Who hasn’t tasted tempeh at least for once in their lives? The soybean cake is popular due to its high nutrition values and low cost. The Indonesian side dish is a favourite among the locals and it is liked by many in the U.S. and Europe, making the demands for tempeh quite high.
To meet the demands, the industry applies machines to peel the soybean during the tempeh production. Different machines are offered in the market. But, we will soon see a new type of machine that is developed by Ir. Mudjijana, M.Eng., lecturer in Mechanical Engineering of UGM.
Unlike other machines that use a rotating disk, the machine he has developed uses a screw that allows bigger surface between the screw and its house. The screw makes the cracking smoother, thus minimising the soybean from breaking too much. “It has been tested that at least 60% of the beans can be halved,” said Mudji.
In addition, the machine takes a slimmer shape, hence space-efficient.
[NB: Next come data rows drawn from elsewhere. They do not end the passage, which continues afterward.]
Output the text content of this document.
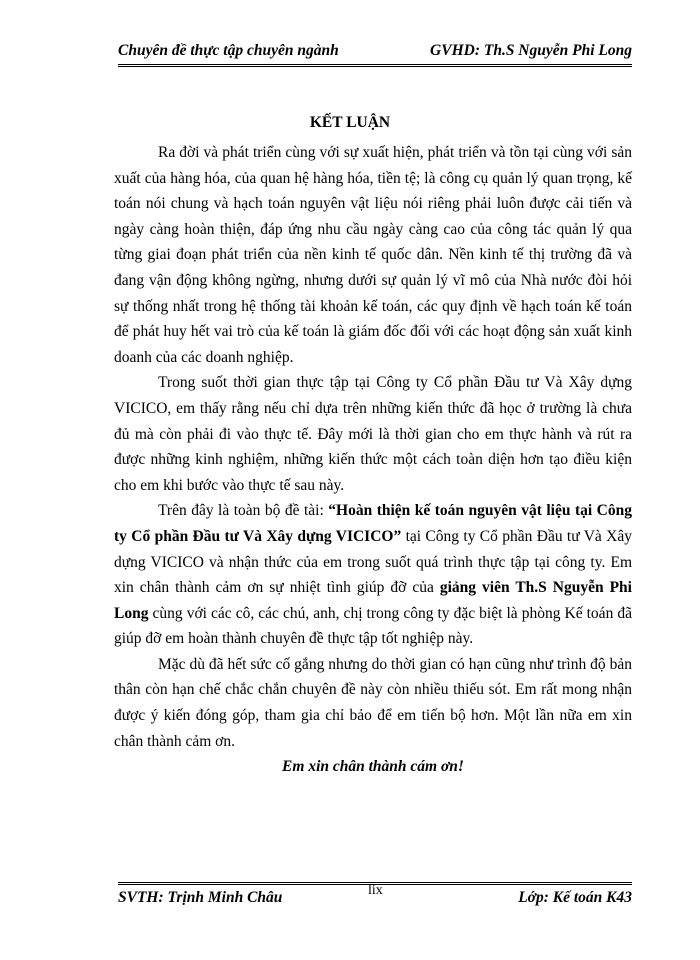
Chuyên đề thực tập chuyên ngành	GVHD: Th.S Nguyễn Phi Long
KẾT LUẬN

Ra đời và phát triển cùng với sự xuất hiện, phát triển và tồn tại cùng với sản xuất của hàng hóa, của quan hệ hàng hóa, tiền tệ; là công cụ quản lý quan trọng, kế toán nói chung và hạch toán nguyên vật liệu nói riêng phải luôn được cải tiến và ngày càng hoàn thiện, đáp ứng nhu cầu ngày càng cao của công tác quản lý qua từng giai đoạn phát triển của nền kinh tế quốc dân. Nền kinh tế thị trường đã và đang vận động không ngừng, nhưng dưới sự quản lý vĩ mô của Nhà nước đòi hỏi sự thống nhất trong hệ thống tài khoản kế toán, các quy định về hạch toán kế toán để phát huy hết vai trò của kế toán là giám đốc đối với các hoạt động sản xuất kinh doanh của các doanh nghiệp.

Trong suốt thời gian thực tập tại Công ty Cổ phần Đầu tư Và Xây dựng VICICO, em thấy rằng nếu chỉ dựa trên những kiến thức đã học ở trường là chưa đủ mà còn phải đi vào thực tế. Đây mới là thời gian cho em thực hành và rút ra được những kinh nghiệm, những kiến thức một cách toàn diện hơn tạo điều kiện cho em khi bước vào thực tế sau này.

Trên đây là toàn bộ đề tài: “Hoàn thiện kế toán nguyên vật liệu tại Công ty Cổ phần Đầu tư Và Xây dựng VICICO” tại Công ty Cổ phần Đầu tư Và Xây dựng VICICO và nhận thức của em trong suốt quá trình thực tập tại công ty. Em xin chân thành cảm ơn sự nhiệt tình giúp đỡ của giảng viên Th.S Nguyễn Phi Long cùng với các cô, các chú, anh, chị trong công ty đặc biệt là phòng Kế toán đã giúp đỡ em hoàn thành chuyên đề thực tập tốt nghiệp này.

Mặc dù đã hết sức cố gắng nhưng do thời gian có hạn cũng như trình độ bản thân còn hạn chế chắc chắn chuyên đề này còn nhiều thiếu sót. Em rất mong nhận được ý kiến đóng góp, tham gia chỉ bảo để em tiến bộ hơn. Một lần nữa em xin chân thành cảm ơn.

Em xin chân thành cám ơn!

SVTH: Trịnh Minh Châu	lix	Lớp: Kế toán K43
His soybean machine consists of a screw and screwhouse made of aluminium. It is connected with a second axis. “The axis is operated with a V-belt transmission electromotor,” Mudji said.
The machine is operated by a 220 Volts motor that rotates at 1,100 rpm. The capacity averages 16-20 kg per hour. “This would only take 300 Watts of power,” Mudji added.
Mudji revealed that the idea was actually from his student who came to him back in 2003 asking for his supervision on his thesis making a soybean miller. The student used a wood screwhouse and manual operation. The student’s machine was developed further using electric motor. It emerged that at a national student exhibition in Bandung in 2004, the local Industry and Cooperatives Agency suggested them to apply for a patent for the machine. After seeking approval from the student and making additions to some parts, Mudji registered for a patent that was finally given in 2010.
In 201 he built a tempeh mini plant in Yogyakarta together with the RELA, a group of tempeh producers. The mini plant can produce up to 10 kg of soybeans that makes up 200 tempeh cakes that are wrapped in banana leaves.
Mudji is now developing a soybean miller for a double capacity, resulting in 32 kg per hour or 250 kg per day. He hopes to be able to produce the machine this year that will sell 2.5 million each.